9 nov. 2013

Ponctuation à l’Escogriffe

Dans le cadre du Coup de cœur francophone, on fait des découvertes live très intéressantes. Car parfois, pour avoir une révélation, il faut sentir ses oreilles saigner un peu, pour pouvoir se mériter d’un : « piouf, c’est vraiment pas si mal au final ». Ponctuation est de ces groupes à l’énergie décapante qui doivent se vivre en live, et encore mieux dans le bas plafond et les corps collés serrés de l’Esco, cette petite salle aux allures underground où tu es à peu près sur de devoir répéter trois fois le nom de ton drink aux serveurs pour qu’ils comprennent. En fait, je pense qu’ils sont désormais sourds et ne fond que lire sur les lèvres.

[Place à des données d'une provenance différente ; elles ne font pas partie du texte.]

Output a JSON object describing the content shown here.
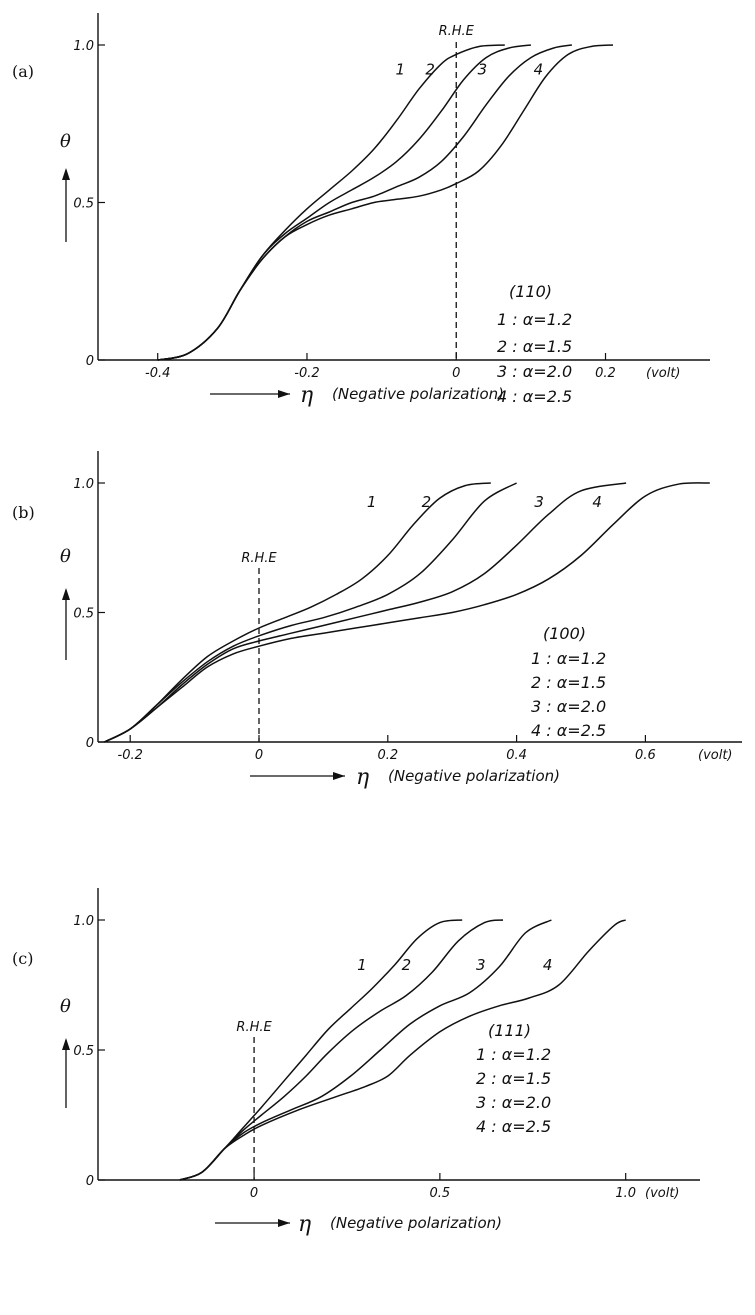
{
  "chart_data": [
    {
      "panel": "(a)",
      "type": "line",
      "xlim": [
        -0.48,
        0.34
      ],
      "ylim": [
        0,
        1.0
      ],
      "x_ticks": [
        -0.4,
        -0.2,
        0,
        0.2
      ],
      "x_tick_labels": [
        "-0.4",
        "-0.2",
        "0",
        "0.2"
      ],
      "y_ticks": [
        0,
        0.5,
        1.0
      ],
      "y_tick_labels": [
        "0",
        "0.5",
        "1.0"
      ],
      "x_unit": "(volt)",
      "xlabel_symbol": "η",
      "xlabel": "(Negative polarization)",
      "ylabel": "θ",
      "rhe_label": "R.H.E",
      "rhe_x": 0,
      "legend": [
        "(110)",
        "1 : α=1.2",
        "2 : α=1.5",
        "3 : α=2.0",
        "4 : α=2.5"
      ],
      "series": [
        {
          "name": "1",
          "x": [
            -0.4,
            -0.36,
            -0.32,
            -0.29,
            -0.26,
            -0.23,
            -0.2,
            -0.17,
            -0.14,
            -0.11,
            -0.08,
            -0.05,
            -0.02,
            0.0,
            0.03,
            0.065
          ],
          "y": [
            0.0,
            0.02,
            0.1,
            0.22,
            0.33,
            0.41,
            0.48,
            0.54,
            0.6,
            0.67,
            0.76,
            0.86,
            0.94,
            0.97,
            0.995,
            1.0
          ]
        },
        {
          "name": "2",
          "x": [
            -0.4,
            -0.36,
            -0.32,
            -0.29,
            -0.26,
            -0.23,
            -0.2,
            -0.17,
            -0.14,
            -0.11,
            -0.08,
            -0.05,
            -0.02,
            0.01,
            0.04,
            0.07,
            0.1
          ],
          "y": [
            0.0,
            0.02,
            0.1,
            0.22,
            0.33,
            0.4,
            0.45,
            0.5,
            0.54,
            0.58,
            0.63,
            0.7,
            0.79,
            0.89,
            0.96,
            0.99,
            1.0
          ]
        },
        {
          "name": "3",
          "x": [
            -0.4,
            -0.36,
            -0.32,
            -0.29,
            -0.26,
            -0.23,
            -0.2,
            -0.17,
            -0.14,
            -0.11,
            -0.08,
            -0.05,
            -0.02,
            0.01,
            0.04,
            0.07,
            0.1,
            0.13,
            0.155
          ],
          "y": [
            0.0,
            0.02,
            0.1,
            0.22,
            0.32,
            0.39,
            0.44,
            0.47,
            0.5,
            0.52,
            0.55,
            0.58,
            0.63,
            0.71,
            0.81,
            0.9,
            0.96,
            0.99,
            1.0
          ]
        },
        {
          "name": "4",
          "x": [
            -0.4,
            -0.36,
            -0.32,
            -0.29,
            -0.26,
            -0.23,
            -0.2,
            -0.17,
            -0.14,
            -0.11,
            -0.08,
            -0.05,
            -0.02,
            0.0,
            0.03,
            0.06,
            0.09,
            0.12,
            0.15,
            0.18,
            0.21
          ],
          "y": [
            0.0,
            0.02,
            0.1,
            0.22,
            0.32,
            0.39,
            0.43,
            0.46,
            0.48,
            0.5,
            0.51,
            0.52,
            0.54,
            0.56,
            0.6,
            0.68,
            0.79,
            0.9,
            0.97,
            0.995,
            1.0
          ]
        }
      ],
      "curve_labels": [
        "1",
        "2",
        "3",
        "4"
      ]
    },
    {
      "panel": "(b)",
      "type": "line",
      "xlim": [
        -0.25,
        0.75
      ],
      "ylim": [
        0,
        1.0
      ],
      "x_ticks": [
        -0.2,
        0,
        0.2,
        0.4,
        0.6
      ],
      "x_tick_labels": [
        "-0.2",
        "0",
        "0.2",
        "0.4",
        "0.6"
      ],
      "y_ticks": [
        0,
        0.5,
        1.0
      ],
      "y_tick_labels": [
        "0",
        "0.5",
        "1.0"
      ],
      "x_unit": "(volt)",
      "xlabel_symbol": "η",
      "xlabel": "(Negative polarization)",
      "ylabel": "θ",
      "rhe_label": "R.H.E",
      "rhe_x": 0,
      "legend": [
        "(100)",
        "1 : α=1.2",
        "2 : α=1.5",
        "3 : α=2.0",
        "4 : α=2.5"
      ],
      "series": [
        {
          "name": "1",
          "x": [
            -0.24,
            -0.2,
            -0.16,
            -0.12,
            -0.08,
            -0.04,
            0.0,
            0.04,
            0.08,
            0.12,
            0.16,
            0.2,
            0.24,
            0.28,
            0.32,
            0.36
          ],
          "y": [
            0.0,
            0.05,
            0.14,
            0.24,
            0.33,
            0.39,
            0.44,
            0.48,
            0.52,
            0.57,
            0.63,
            0.72,
            0.84,
            0.94,
            0.99,
            1.0
          ]
        },
        {
          "name": "2",
          "x": [
            -0.24,
            -0.2,
            -0.16,
            -0.12,
            -0.08,
            -0.04,
            0.0,
            0.05,
            0.1,
            0.15,
            0.2,
            0.25,
            0.3,
            0.35,
            0.4
          ],
          "y": [
            0.0,
            0.05,
            0.14,
            0.23,
            0.31,
            0.37,
            0.41,
            0.45,
            0.48,
            0.52,
            0.57,
            0.65,
            0.78,
            0.93,
            1.0
          ]
        },
        {
          "name": "3",
          "x": [
            -0.24,
            -0.2,
            -0.16,
            -0.12,
            -0.08,
            -0.04,
            0.0,
            0.05,
            0.1,
            0.15,
            0.2,
            0.25,
            0.3,
            0.35,
            0.4,
            0.45,
            0.5,
            0.57
          ],
          "y": [
            0.0,
            0.05,
            0.13,
            0.22,
            0.3,
            0.36,
            0.39,
            0.42,
            0.45,
            0.48,
            0.51,
            0.54,
            0.58,
            0.65,
            0.76,
            0.88,
            0.97,
            1.0
          ]
        },
        {
          "name": "4",
          "x": [
            -0.24,
            -0.2,
            -0.16,
            -0.12,
            -0.08,
            -0.04,
            0.0,
            0.05,
            0.1,
            0.15,
            0.2,
            0.25,
            0.3,
            0.35,
            0.4,
            0.45,
            0.5,
            0.55,
            0.6,
            0.65,
            0.7
          ],
          "y": [
            0.0,
            0.05,
            0.13,
            0.21,
            0.29,
            0.34,
            0.37,
            0.4,
            0.42,
            0.44,
            0.46,
            0.48,
            0.5,
            0.53,
            0.57,
            0.63,
            0.72,
            0.84,
            0.95,
            0.995,
            1.0
          ]
        }
      ],
      "curve_labels": [
        "1",
        "2",
        "3",
        "4"
      ]
    },
    {
      "panel": "(c)",
      "type": "line",
      "xlim": [
        -0.42,
        1.2
      ],
      "ylim": [
        0,
        1.0
      ],
      "x_ticks": [
        0,
        0.5,
        1.0
      ],
      "x_tick_labels": [
        "0",
        "0.5",
        "1.0"
      ],
      "y_ticks": [
        0,
        0.5,
        1.0
      ],
      "y_tick_labels": [
        "0",
        "0.5",
        "1.0"
      ],
      "x_unit": "(volt)",
      "xlabel_symbol": "η",
      "xlabel": "(Negative polarization)",
      "ylabel": "θ",
      "rhe_label": "R.H.E",
      "rhe_x": 0,
      "legend": [
        "(111)",
        "1 : α=1.2",
        "2 : α=1.5",
        "3 : α=2.0",
        "4 : α=2.5"
      ],
      "series": [
        {
          "name": "1",
          "x": [
            -0.2,
            -0.14,
            -0.08,
            -0.03,
            0.02,
            0.08,
            0.14,
            0.2,
            0.26,
            0.32,
            0.38,
            0.44,
            0.5,
            0.56
          ],
          "y": [
            0.0,
            0.03,
            0.12,
            0.2,
            0.28,
            0.38,
            0.48,
            0.58,
            0.66,
            0.74,
            0.83,
            0.93,
            0.99,
            1.0
          ]
        },
        {
          "name": "2",
          "x": [
            -0.2,
            -0.14,
            -0.08,
            -0.03,
            0.02,
            0.08,
            0.14,
            0.2,
            0.27,
            0.34,
            0.41,
            0.48,
            0.55,
            0.62,
            0.67
          ],
          "y": [
            0.0,
            0.03,
            0.12,
            0.19,
            0.25,
            0.32,
            0.4,
            0.49,
            0.58,
            0.65,
            0.71,
            0.8,
            0.92,
            0.99,
            1.0
          ]
        },
        {
          "name": "3",
          "x": [
            -0.2,
            -0.14,
            -0.08,
            -0.03,
            0.02,
            0.1,
            0.18,
            0.26,
            0.34,
            0.42,
            0.5,
            0.58,
            0.66,
            0.73,
            0.8
          ],
          "y": [
            0.0,
            0.03,
            0.12,
            0.18,
            0.22,
            0.27,
            0.32,
            0.4,
            0.5,
            0.6,
            0.67,
            0.72,
            0.82,
            0.95,
            1.0
          ]
        },
        {
          "name": "4",
          "x": [
            -0.2,
            -0.14,
            -0.08,
            -0.03,
            0.02,
            0.12,
            0.22,
            0.3,
            0.36,
            0.42,
            0.5,
            0.58,
            0.66,
            0.74,
            0.82,
            0.9,
            0.97,
            1.0
          ],
          "y": [
            0.0,
            0.03,
            0.12,
            0.17,
            0.21,
            0.27,
            0.32,
            0.36,
            0.4,
            0.48,
            0.57,
            0.63,
            0.67,
            0.7,
            0.75,
            0.88,
            0.98,
            1.0
          ]
        }
      ],
      "curve_labels": [
        "1",
        "2",
        "3",
        "4"
      ]
    }
  ]
}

Dommage pour eux dans ce cas, ils n’auront pas pu gouter aux joies des guitares saturées des frères Chiasson (Maxime et Guillaume de leurs petits prénoms), dans un style qu’on pourrait qualifier de rock garage échevelé et transcontinental. Ça fait beaucoup, mais ce n’est jamais assez. Même si les paroles métronomiques sont difficilement captables, on entend par-ci par-là des brides de mots qui font mouche. J’ai toujours dit que l’intensité sonore était parfois là pour masquer un manque de finesse et d’assurance, pour essayer de noyer le poisson dans l’eau, mais dans le cas de Ponctuation, le dosage est excellent, à la virgule près sans faire de mauvais jeu de mots. Vous pourrez d’ailleurs les retrouver dans la programmation officielle de M pour Montréal qui s’en vient du 20 au 23 novembre prochain, gage que l’avenir leur réserve de bonnes choses.